WebGPU shader limits

The only limits are the ones you set yourself (or so they said).

Limits can be a fun thing to look out for when exploring unconventional ways to use something in a safe, consensual, way.

A while ago I got in my mind that it would be cool to try to dump data directly in the shader code string. Engrave the data in the code instead of going with the common approach of providing it through some external mechanism (textures, buffers, etc). This manipulation of the code string would happen before it being compiled and by making use of some sort of pre-processor that could update the shader code in unusual ways.
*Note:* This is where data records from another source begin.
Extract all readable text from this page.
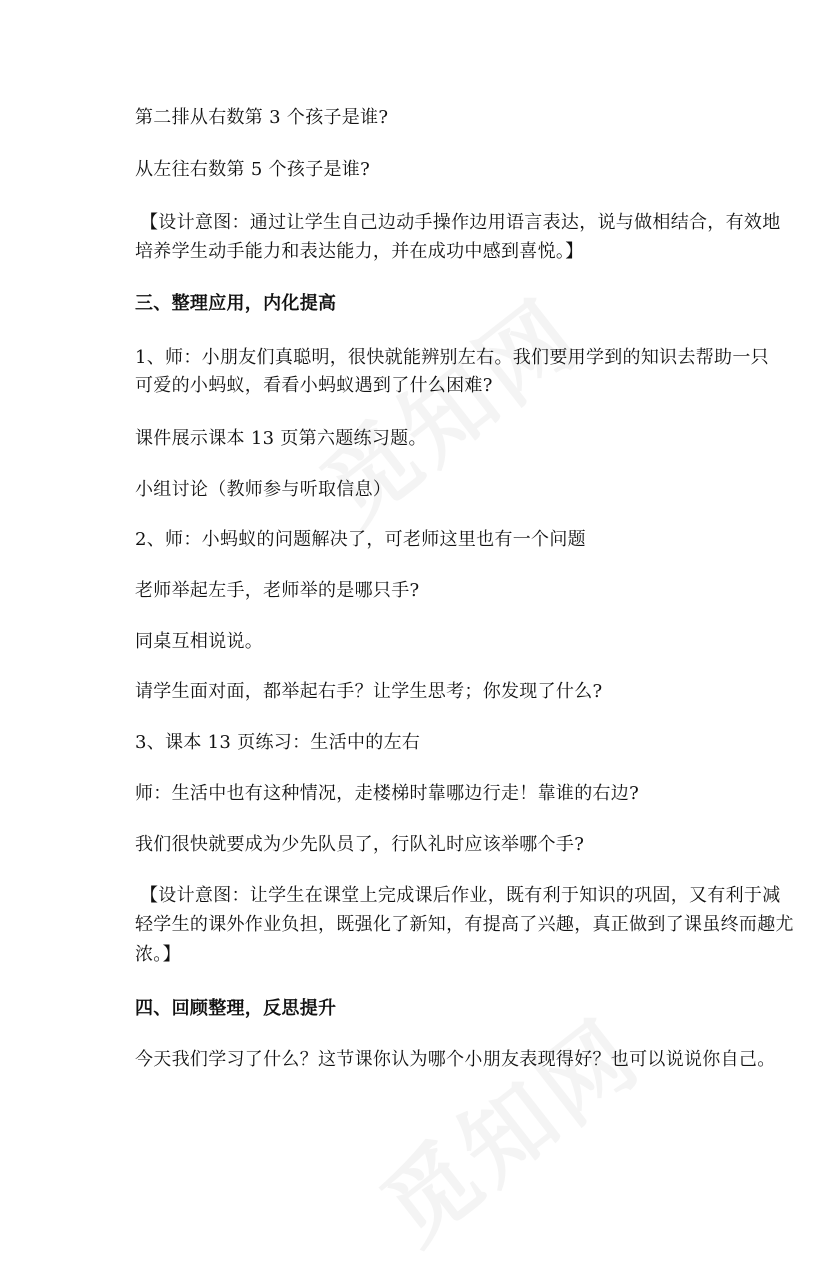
第二排从右数第 3 个孩子是谁?

从左往右数第 5 个孩子是谁?

【设计意图：通过让学生自己边动手操作边用语言表达，说与做相结合，有效地

培养学生动手能力和表达能力，并在成功中感到喜悦。】

三、整理应用，内化提高

1、师：小朋友们真聪明，很快就能辨别左右。我们要用学到的知识去帮助一只

可爱的小蚂蚁，看看小蚂蚁遇到了什么困难?

课件展示课本 13 页第六题练习题。

小组讨论（教师参与听取信息）

2、师：小蚂蚁的问题解决了，可老师这里也有一个问题

老师举起左手，老师举的是哪只手?

同桌互相说说。

请学生面对面，都举起右手？让学生思考；你发现了什么?

3、课本 13 页练习：生活中的左右

师：生活中也有这种情况，走楼梯时靠哪边行走！靠谁的右边?

我们很快就要成为少先队员了，行队礼时应该举哪个手?

【设计意图：让学生在课堂上完成课后作业，既有利于知识的巩固，又有利于减

轻学生的课外作业负担，既强化了新知，有提高了兴趣，真正做到了课虽终而趣尤

浓。】

四、回顾整理，反思提升

今天我们学习了什么？这节课你认为哪个小朋友表现得好？也可以说说你自己。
A lispic meta shader code as a service or something like that.

That road led me to over-engineer a demoscene engine that still grabs my attention to this day and hopefully will bring its first fruits in Inercia 2025 or 2026. But this will be the subject for a future post.

In the meanwhile there were some learnings that I found that might be cool enough to be worth of your attention. All code is WGSL shader code.

By the book limits

Querying the WebGPU device is the regular way to know about some of the limits of the adapter/device we have running. It gives developers the device reported maximum values for certain things like the maximum storage buffer binding size and maximum invocations per workgroup etc.

These queried limits are the ones that change between devices, and naturally do not cover all the limits that we are bound to. For instance a lot of the limits come from WebGPU and WGSL specs and these are often the minimum limits that the implementations must support.

For this blog post I am interested in the WGSL shader code limits, which the spec lays out in a nice table:

"WGSL Limits from the spec" (image from the WGSL 9 Sep 2025 spec limits section)

To explore these, lets start with a simple shader code, the triangle.

You can’t spell Triskel without TRI.

The simple WGSL triangle can be done with the vertex code:

@vertex
fn vertexMain(
  @builtin(vertex_index) VertexIndex : u32
) -> @builtin(position) vec4f {

  // A static array with the coordinates of this triangle
  var pos = array<vec2f, 3>(
    vec2(0.5, 0.5), vec2(-0.5, -0.5), vec2(0.5, -0.5),
  );

  return vec4f(pos[VertexIndex], 0.0, 1.0);
}

How many vertices can we fit into that var pos = array<vec2f, 3> array?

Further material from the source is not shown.